11. The polynucleotide according to claim 9, characterized in that it comprises a nucleotide sequence corresponding to the following cDNA-Sequence (SEQ ID NO:2): TABLE-US-00007 AAACTGCACCTCCATCAGTGGCGATCTCCACATCCTGCCGGTGGCATTTA GGGGTGACTCCTTCACACATACTCCTCCTCTGGATCCACAGGAACTGGAT ATTCTGAAAACCGTAAAGGAAATCACAGGGTTTTTGCTGATTCAGGCTTG GCCTGAAAACAGGACGGACCTCCATGCCTTTGAGAACCTAGAAATCATAC GCGGCAGGACCAAGCAACAATGCACTGGGCCAGGTCTTGAAGGCTGTCCA ACGAAT.

12. The polynucleotide according to claim 9, characterized in that with the exception of the nucleotides coding for said deleted exons its nucleotide sequence is largely homologous or identical to the mRNA coding for the epithelial growth factor receptor in its native state (wild-type) or any of its known variants or derivatives.

13. The polynucleotide according to the claim 12, characterized in that with the exception of the nucleotides coding for said deleted exons its nucleotide sequence is largely homologous or identical to variants vI, vII, vIII, vIII/Δ12-13, TDM/2-7, vIV, vV, TDM/18-25, TDM/18-26.

14. The polynucleotide according to claim 9, characterized in that it comprises further nucleotide sequence modifications, like single nucleotide modifications, nucleotide deletions etc.

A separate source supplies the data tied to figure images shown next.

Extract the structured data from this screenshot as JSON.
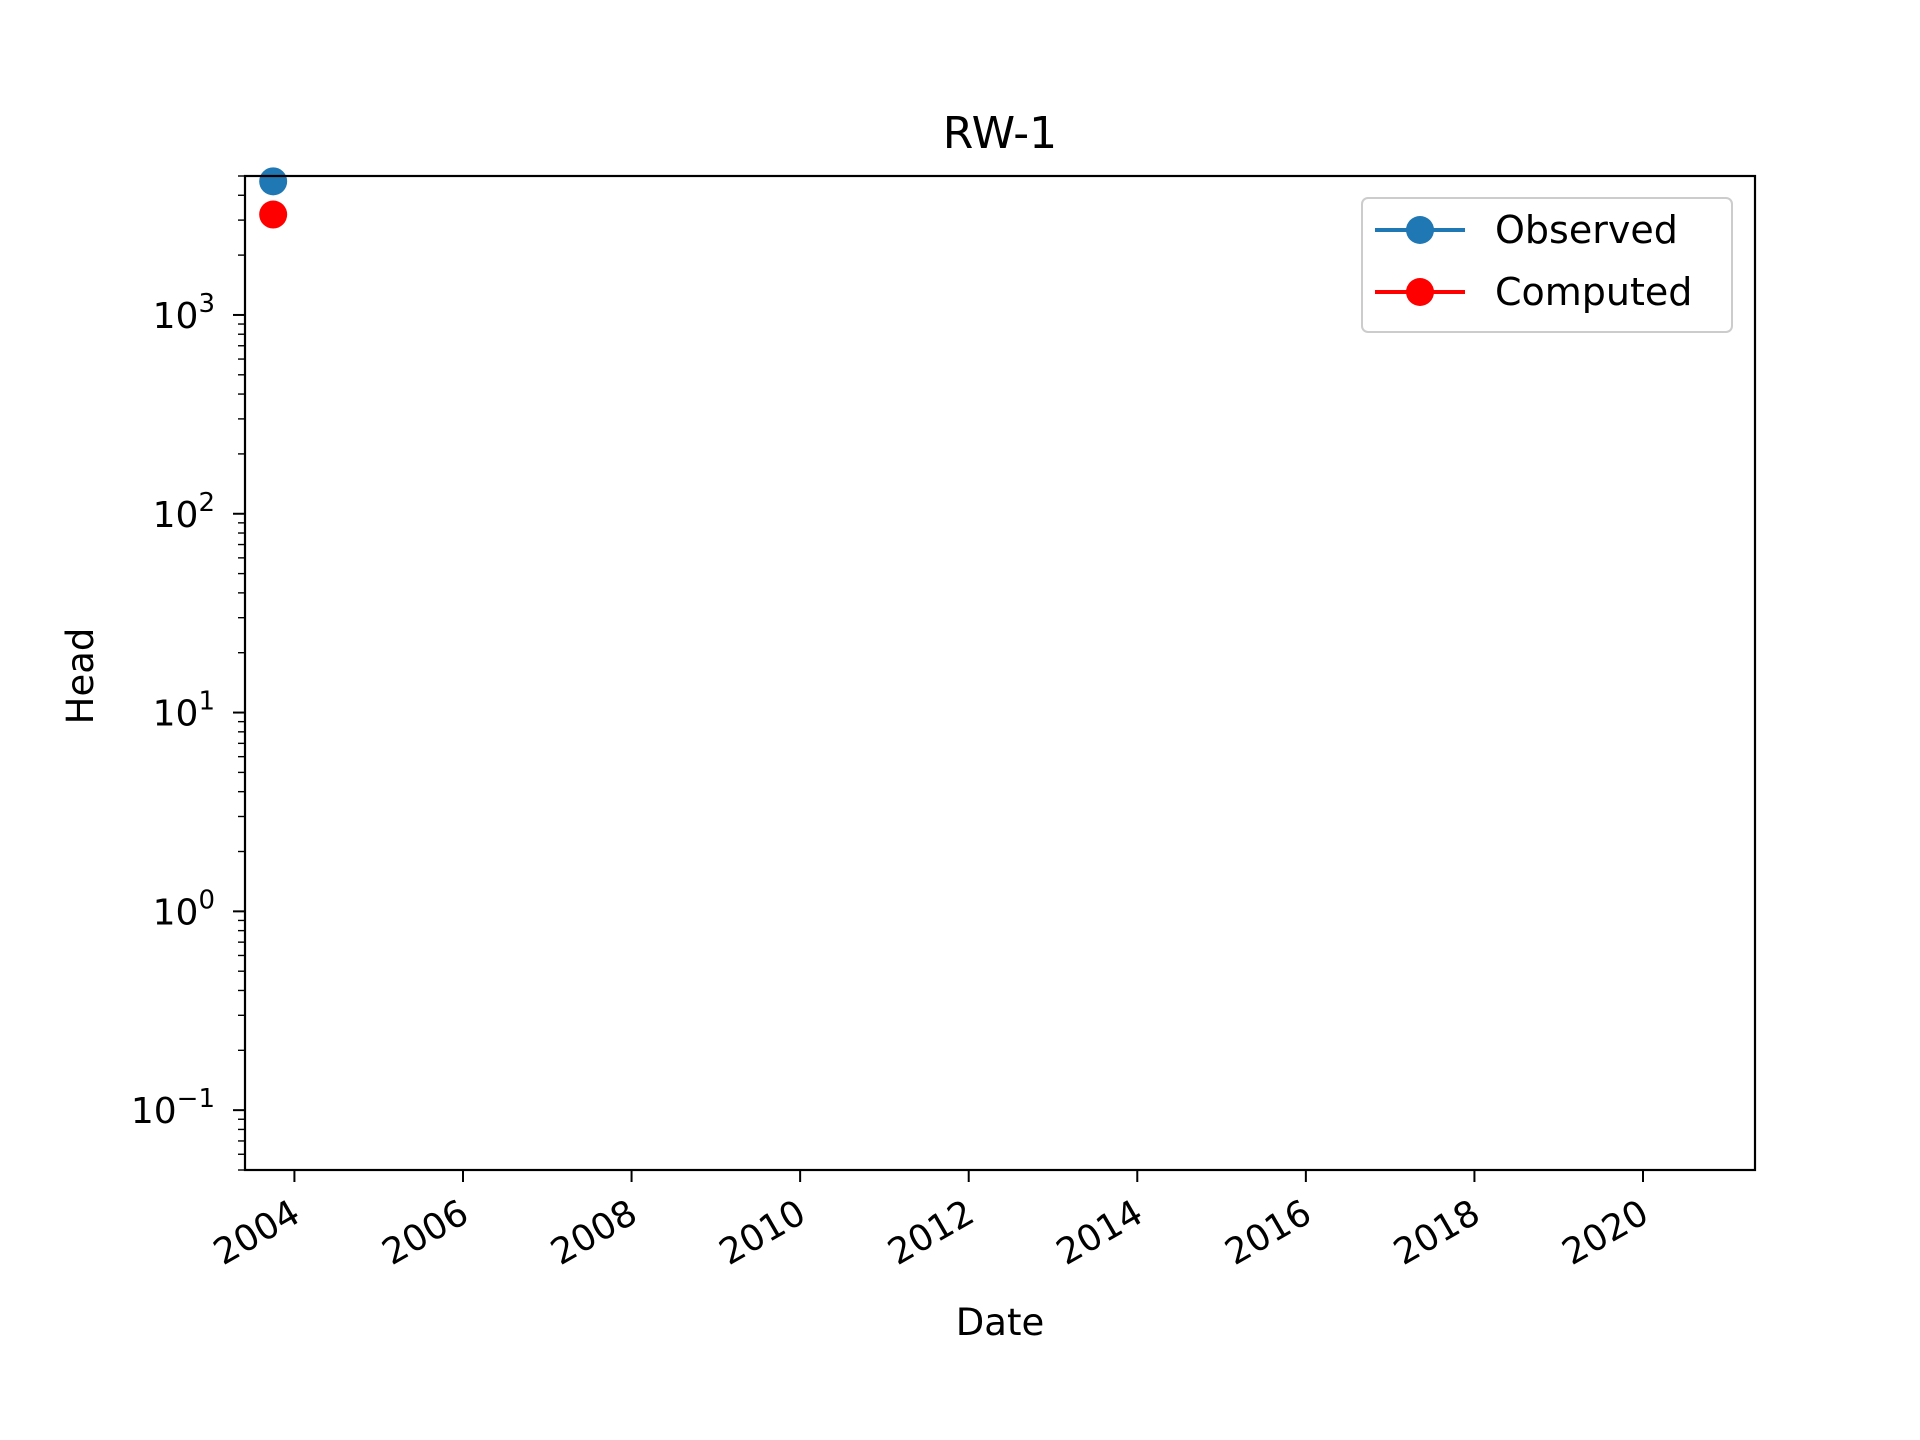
{
  "chart_data": {
    "type": "line",
    "title": "RW-1",
    "xlabel": "Date",
    "ylabel": "Head",
    "yscale": "log",
    "ylim": [
      0.05,
      5000
    ],
    "xlim": [
      "2003-06-01",
      "2021-05-01"
    ],
    "x_ticks": [
      "2004",
      "2006",
      "2008",
      "2010",
      "2012",
      "2014",
      "2016",
      "2018",
      "2020"
    ],
    "y_ticks": [
      {
        "value": 0.1,
        "base": "10",
        "exp": "−1"
      },
      {
        "value": 1,
        "base": "10",
        "exp": "0"
      },
      {
        "value": 10,
        "base": "10",
        "exp": "1"
      },
      {
        "value": 100,
        "base": "10",
        "exp": "2"
      },
      {
        "value": 1000,
        "base": "10",
        "exp": "3"
      }
    ],
    "grid": false,
    "legend_position": "top-right",
    "series": [
      {
        "name": "Observed",
        "color": "#1f77b4",
        "marker": "circle",
        "points": [
          {
            "x": "2003-10-01",
            "y": 4700
          }
        ]
      },
      {
        "name": "Computed",
        "color": "#ff0000",
        "marker": "circle",
        "points": [
          {
            "x": "2003-10-01",
            "y": 3200
          }
        ]
      }
    ]
  }
}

15. A method for detecting the presence of a tumor, comprising (a) analyzing a sample for the presence of a gene product, a gene and/or a polynucleotide that comprises or codes for gene product largely homologous to epithelial growth factor receptor (EGFR) that lacks either exons 12 to 14 or exons 12 to 15 or the corresponding amino acid sequences, and (b) deciding on the presence of a tumor if presence of a gene product or polynucleotide is detected.

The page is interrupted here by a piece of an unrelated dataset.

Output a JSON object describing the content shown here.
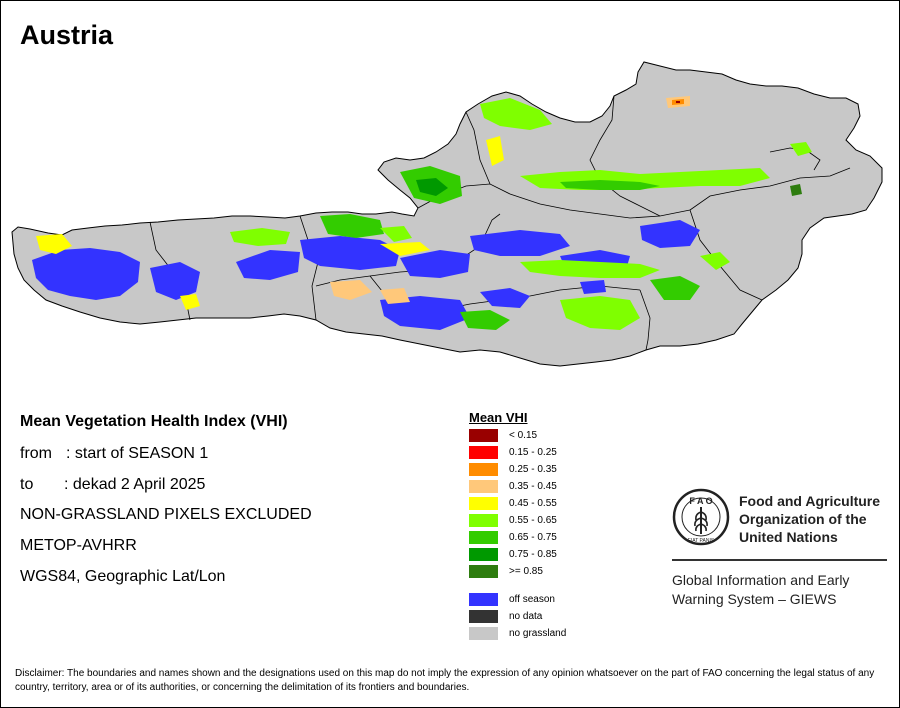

16. The method according to claim 15, further comprising diagnosing, stratifying or guiding therapy of a tumor or after tumor surgery.

17-18. (canceled)

19. The method according to claim 17, characterized in that the tumor is an epithelial tumor, e.g. colon cancer, lung cancer, prostate cancer, breast cancer or other solid tumors.

20. A method for targeting a tumor cell with a therapeutic agent comprising (a) providing a composition a gene product, a gene and/or a polynucleotide that comprises or codes for gene product largely homologous to epithelial growth factor receptor (EGFR) that lacks either exons 12 to 14 or exons 12 to 15 or the corresponding amino acid sequences, wherein said gene product, gene or polynucleotide is linked to or further codes for said therapeutic agent, and (b) delivering said composition to said tumor cell.